There are things that can help. One is an initiative to bring more defense contracting dollars into the state, because they don’t necessarily wind up in the biggest cities.

Hardin talked about the proposed North Carolina Defense Innovation Network, a $5.75 million, two-year funding request that is just one item in budget negotiations between the N.C. House and Senate. This proposal came out of a couple of years of work by Hardin’s board.

The board has a program that supplements grants to small businesses from 11 different federal government agencies. The Small Business Innovation Research grants and Small Business Technology Transfer grants are prized by R&D startups because the government doesn’t ask for a piece of the business.

The board noticed that North Carolina hasn’t done that well in the grants from the Department of Defense — which awards around half the SBIR/STTR money each year.  Even though North Carolina has the 4th largest population of DOD personnel in the country, we were historically ranked 20th in SBIR/STTR grants from the military services. Equally problematic, even though we ranked 9th in population and 10th in GDP, we were 22nd in DOD contract spending, 29th in defense spending as a share of GDP, and 33rd for DOD research and development contracts.  The board created a task force to study the problem, and it reported its results last year.

The problem, Hardin said, was that while there are a lot of “great players” in the state working to improve the situation, “they were under-coordinated and under-resourced.  That was the biggest issue.  And there wasn’t leadership, at least with respect to DOD innovation funding.”

If North Carolina spent the amount of money and effort focused on defense innovation that the state has spent on biotechnology, “we would be a leader in defense innovation,” he said.

“We’ve had a 40-year sustained focus on biotechnology and life sciences.  We’ve had a zero-years sustained, heavy focus on defense innovation.”

The Defense Innovation Network, under the board’s proposal, would be led by the NC Commerce Department, with the help of the Military Business Center and DEFTECH. Around a third of its initial funding would go to support expanded activities of organizations that are already promoting defense innovation in North Carolina, and two-thirds would go for grant programs to boost innovation among defense-related companies.

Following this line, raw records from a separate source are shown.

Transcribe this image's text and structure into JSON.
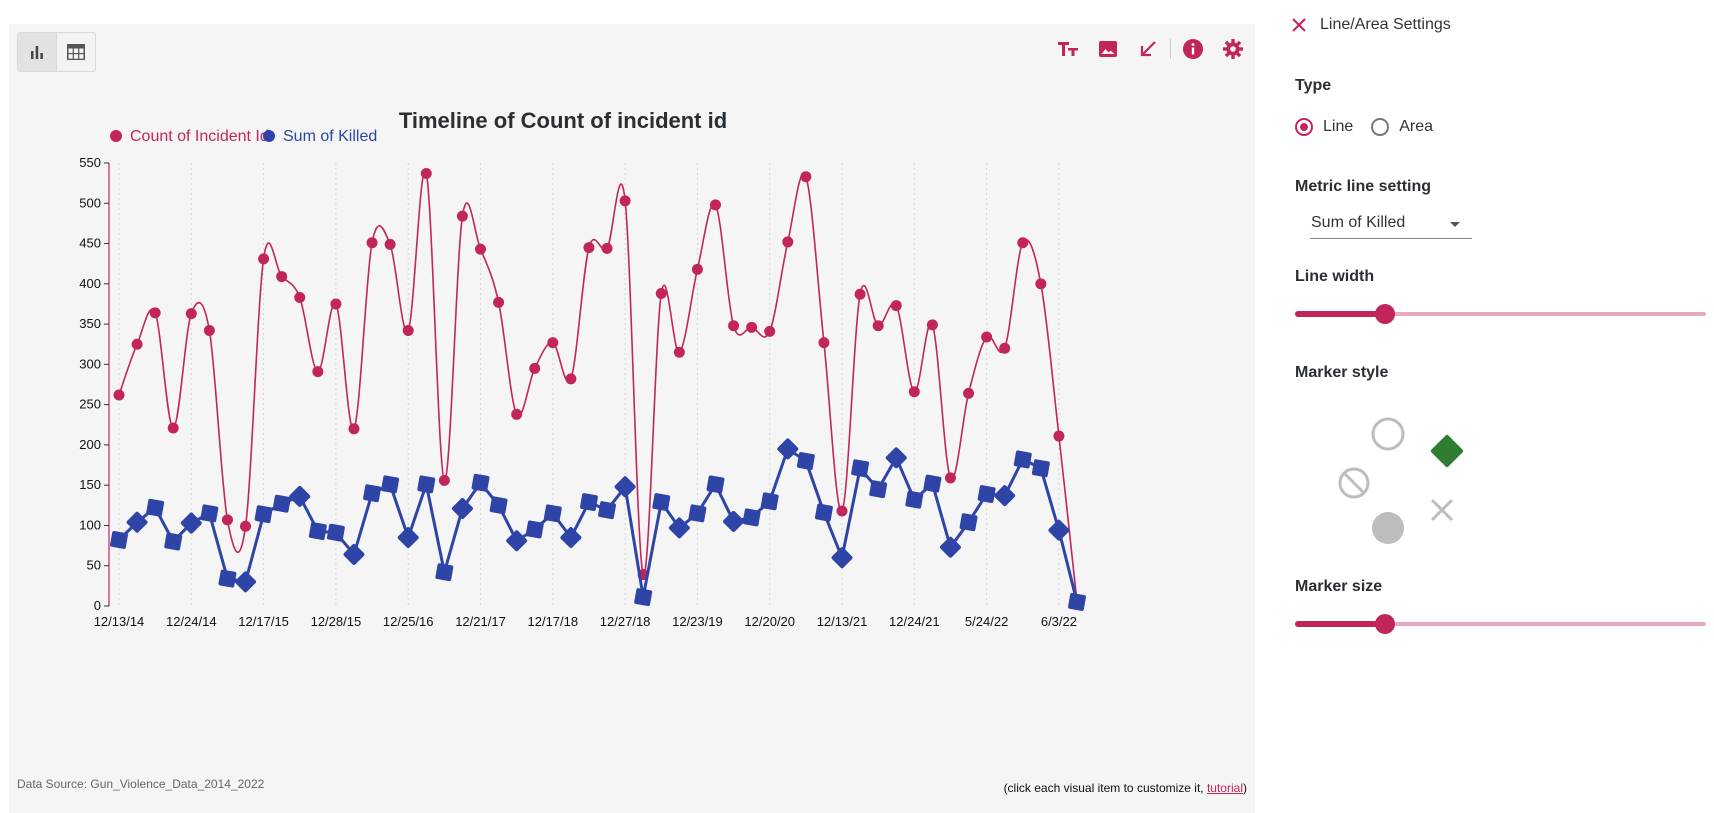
{
  "chart_panel": {
    "view_toggle": [
      "chart-view",
      "table-view"
    ],
    "toolbar_icons": [
      "text-size-icon",
      "image-icon",
      "collapse-arrow-icon",
      "info-icon",
      "gear-icon"
    ],
    "data_source": "Data Source: Gun_Violence_Data_2014_2022",
    "hint_prefix": "(click each visual item to customize it, ",
    "hint_link": "tutorial",
    "hint_suffix": ")"
  },
  "colors": {
    "accent": "#c2255c",
    "series_count": "#c2255c",
    "series_killed": "#2e44a6",
    "panel_bg": "#f5f5f5",
    "marker_selected": "#2e7d32",
    "marker_idle": "#bdbdbd"
  },
  "chart_data": {
    "type": "line",
    "title": "Timeline of Count of incident id",
    "xlabel": "",
    "ylabel": "",
    "ylim": [
      0,
      550
    ],
    "yticks": [
      0,
      50,
      100,
      150,
      200,
      250,
      300,
      350,
      400,
      450,
      500,
      550
    ],
    "legend_position": "top-left",
    "x_tick_labels": [
      "12/13/14",
      "12/24/14",
      "12/17/15",
      "12/28/15",
      "12/25/16",
      "12/21/17",
      "12/17/18",
      "12/27/18",
      "12/23/19",
      "12/20/20",
      "12/13/21",
      "12/24/21",
      "5/24/22",
      "6/3/22"
    ],
    "series": [
      {
        "name": "Count of Incident Id",
        "marker": "circle",
        "values": [
          262,
          325,
          364,
          221,
          363,
          342,
          107,
          99,
          431,
          409,
          383,
          291,
          375,
          220,
          451,
          449,
          342,
          537,
          156,
          484,
          443,
          377,
          238,
          295,
          327,
          282,
          445,
          444,
          503,
          39,
          388,
          315,
          418,
          498,
          348,
          346,
          341,
          452,
          533,
          327,
          118,
          387,
          348,
          373,
          266,
          349,
          159,
          264,
          334,
          320,
          451,
          400,
          211,
          5
        ]
      },
      {
        "name": "Sum of Killed",
        "marker": "diamond",
        "values": [
          82,
          104,
          122,
          80,
          103,
          115,
          34,
          30,
          114,
          127,
          136,
          93,
          91,
          64,
          140,
          151,
          85,
          151,
          42,
          121,
          153,
          125,
          81,
          95,
          115,
          85,
          129,
          119,
          148,
          11,
          129,
          97,
          115,
          151,
          105,
          110,
          130,
          195,
          180,
          116,
          60,
          171,
          145,
          184,
          132,
          152,
          73,
          104,
          139,
          137,
          182,
          171,
          94,
          5
        ]
      }
    ]
  },
  "settings": {
    "title": "Line/Area Settings",
    "type_label": "Type",
    "type_options": [
      "Line",
      "Area"
    ],
    "type_selected": "Line",
    "metric_label": "Metric line setting",
    "metric_value": "Sum of Killed",
    "line_width_label": "Line width",
    "line_width_value": 0.22,
    "marker_style_label": "Marker style",
    "marker_styles": [
      "none",
      "circle-outline",
      "diamond",
      "circle-filled",
      "cross"
    ],
    "marker_selected": "diamond",
    "marker_size_label": "Marker size",
    "marker_size_value": 0.22
  }
}
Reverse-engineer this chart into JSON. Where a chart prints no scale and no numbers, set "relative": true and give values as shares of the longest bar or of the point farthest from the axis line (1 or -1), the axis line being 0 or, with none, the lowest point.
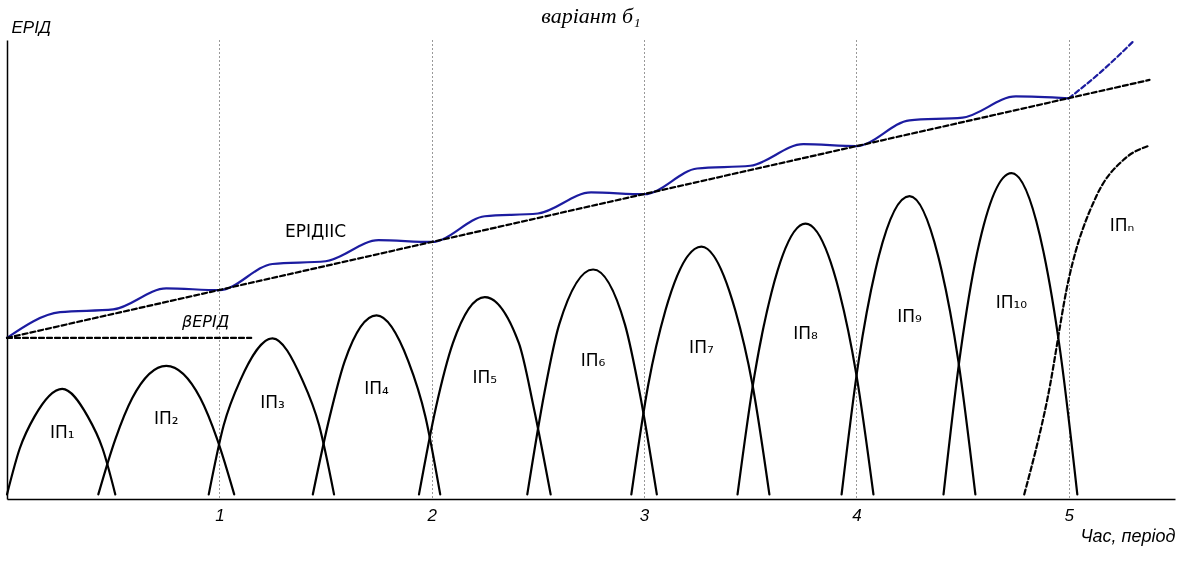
{
  "chart_data": {
    "type": "line",
    "relative": true,
    "title": "варіант б₁",
    "xlabel": "Час, період",
    "ylabel": "ЕРІД",
    "xlim": [
      0,
      5.5
    ],
    "xticks": [
      {
        "value": 1,
        "label": "1"
      },
      {
        "value": 2,
        "label": "2"
      },
      {
        "value": 3,
        "label": "3"
      },
      {
        "value": 4,
        "label": "4"
      },
      {
        "value": 5,
        "label": "5"
      }
    ],
    "grid": "x",
    "tick_labels": "x",
    "annotations": [
      "βЕРІД"
    ],
    "series": [
      {
        "color": "#1c1ca0",
        "line_style": "solid",
        "x": [
          0,
          0.25,
          0.5,
          0.75,
          1,
          1.25,
          1.5,
          1.75,
          2,
          2.25,
          2.5,
          2.75,
          3,
          3.25,
          3.5,
          3.75,
          4,
          4.25,
          4.5,
          4.75,
          5
        ],
        "values": [
          0.351,
          0.407,
          0.413,
          0.459,
          0.455,
          0.512,
          0.518,
          0.564,
          0.56,
          0.616,
          0.622,
          0.668,
          0.664,
          0.72,
          0.726,
          0.773,
          0.769,
          0.825,
          0.831,
          0.877,
          0.873
        ]
      },
      {
        "color": "#1c1ca0",
        "line_style": "dashed",
        "x": [
          5,
          5.15,
          5.31
        ],
        "values": [
          0.873,
          0.93,
          1.0
        ]
      },
      {
        "name": "ЕРІДІІС",
        "color": "#000000",
        "line_style": "dashed",
        "x": [
          0,
          5.38
        ],
        "values": [
          0.351,
          0.913
        ]
      },
      {
        "color": "#000000",
        "line_style": "dashed",
        "x": [
          0,
          1.15
        ],
        "values": [
          0.351,
          0.351
        ]
      },
      {
        "name": "ІП₁",
        "color": "#000000",
        "line_style": "solid",
        "x": [
          0,
          0.06,
          0.13,
          0.26,
          0.38,
          0.45,
          0.51
        ],
        "values": [
          0.01,
          0.11,
          0.18,
          0.24,
          0.18,
          0.11,
          0.01
        ]
      },
      {
        "name": "ІП₂",
        "color": "#000000",
        "line_style": "solid",
        "x": [
          0.43,
          0.51,
          0.59,
          0.75,
          0.91,
          0.99,
          1.07
        ],
        "values": [
          0.01,
          0.13,
          0.22,
          0.29,
          0.22,
          0.13,
          0.01
        ]
      },
      {
        "name": "ІП₃",
        "color": "#000000",
        "line_style": "solid",
        "x": [
          0.95,
          1.02,
          1.1,
          1.25,
          1.39,
          1.47,
          1.54
        ],
        "values": [
          0.01,
          0.16,
          0.26,
          0.35,
          0.26,
          0.16,
          0.01
        ]
      },
      {
        "name": "ІП₄",
        "color": "#000000",
        "line_style": "solid",
        "x": [
          1.44,
          1.52,
          1.59,
          1.74,
          1.89,
          1.97,
          2.04
        ],
        "values": [
          0.01,
          0.18,
          0.3,
          0.4,
          0.3,
          0.18,
          0.01
        ]
      },
      {
        "name": "ІП₅",
        "color": "#000000",
        "line_style": "solid",
        "x": [
          1.94,
          2.02,
          2.1,
          2.25,
          2.41,
          2.48,
          2.56
        ],
        "values": [
          0.01,
          0.2,
          0.34,
          0.44,
          0.34,
          0.2,
          0.01
        ]
      },
      {
        "name": "ІП₆",
        "color": "#000000",
        "line_style": "solid",
        "x": [
          2.45,
          2.53,
          2.6,
          2.76,
          2.91,
          2.98,
          3.06
        ],
        "values": [
          0.01,
          0.23,
          0.38,
          0.5,
          0.38,
          0.23,
          0.01
        ]
      },
      {
        "name": "ІП₇",
        "color": "#000000",
        "line_style": "solid",
        "x": [
          2.94,
          3.02,
          3.1,
          3.27,
          3.43,
          3.51,
          3.59
        ],
        "values": [
          0.01,
          0.25,
          0.41,
          0.55,
          0.41,
          0.25,
          0.01
        ]
      },
      {
        "name": "ІП₈",
        "color": "#000000",
        "line_style": "solid",
        "x": [
          3.44,
          3.52,
          3.6,
          3.76,
          3.92,
          4.0,
          4.08
        ],
        "values": [
          0.01,
          0.27,
          0.45,
          0.6,
          0.45,
          0.27,
          0.01
        ]
      },
      {
        "name": "ІП₉",
        "color": "#000000",
        "line_style": "solid",
        "x": [
          3.93,
          4.01,
          4.09,
          4.25,
          4.4,
          4.48,
          4.56
        ],
        "values": [
          0.01,
          0.3,
          0.5,
          0.66,
          0.5,
          0.3,
          0.01
        ]
      },
      {
        "name": "ІП₁₀",
        "color": "#000000",
        "line_style": "solid",
        "x": [
          4.41,
          4.49,
          4.57,
          4.73,
          4.88,
          4.96,
          5.04
        ],
        "values": [
          0.01,
          0.32,
          0.54,
          0.71,
          0.54,
          0.32,
          0.01
        ]
      },
      {
        "name": "ІПₙ",
        "color": "#000000",
        "line_style": "dashed",
        "x": [
          4.79,
          4.9,
          5.0,
          5.13,
          5.26,
          5.38
        ],
        "values": [
          0.01,
          0.22,
          0.48,
          0.66,
          0.74,
          0.77
        ]
      }
    ]
  }
}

This is separate from another proposal, by NCInnovation, a non-profit that is seeking legislative funding to help universities commercialize academic research, especially institutions outside the Triangle. Lawmakers are mulling a potential $1 billion-plus investment in the new program.

The science and technology board and NCInnovation are working, independently, on the same overall problem captured in Hardin’s population chart. Other folks, like Golden LEAF Foundation, myFutureNC and Global TransPark have been working on it. There’s a lot of investment in broadband coming to rural areas that will help support an innovative ecosystem.

“This is what we’re trying to energize,” says Hardin.  “We’re trying to help people take their innovative ideas and discoveries, and turn those into innovative products and practices.  Hopefully, that’s going to lead to new organizations, but [also] existing organizations that become more innovative.

“In order for innovation to happen, you need to have the whole ecosystem providing inputs. You need to have the right R&D inputs, like funding and policies and equipment.” Help with commercialization, and a well-trained workforce.

“The ecosystem is a living, breathing thing that needs constant care and feeding, and needs a lot of training.”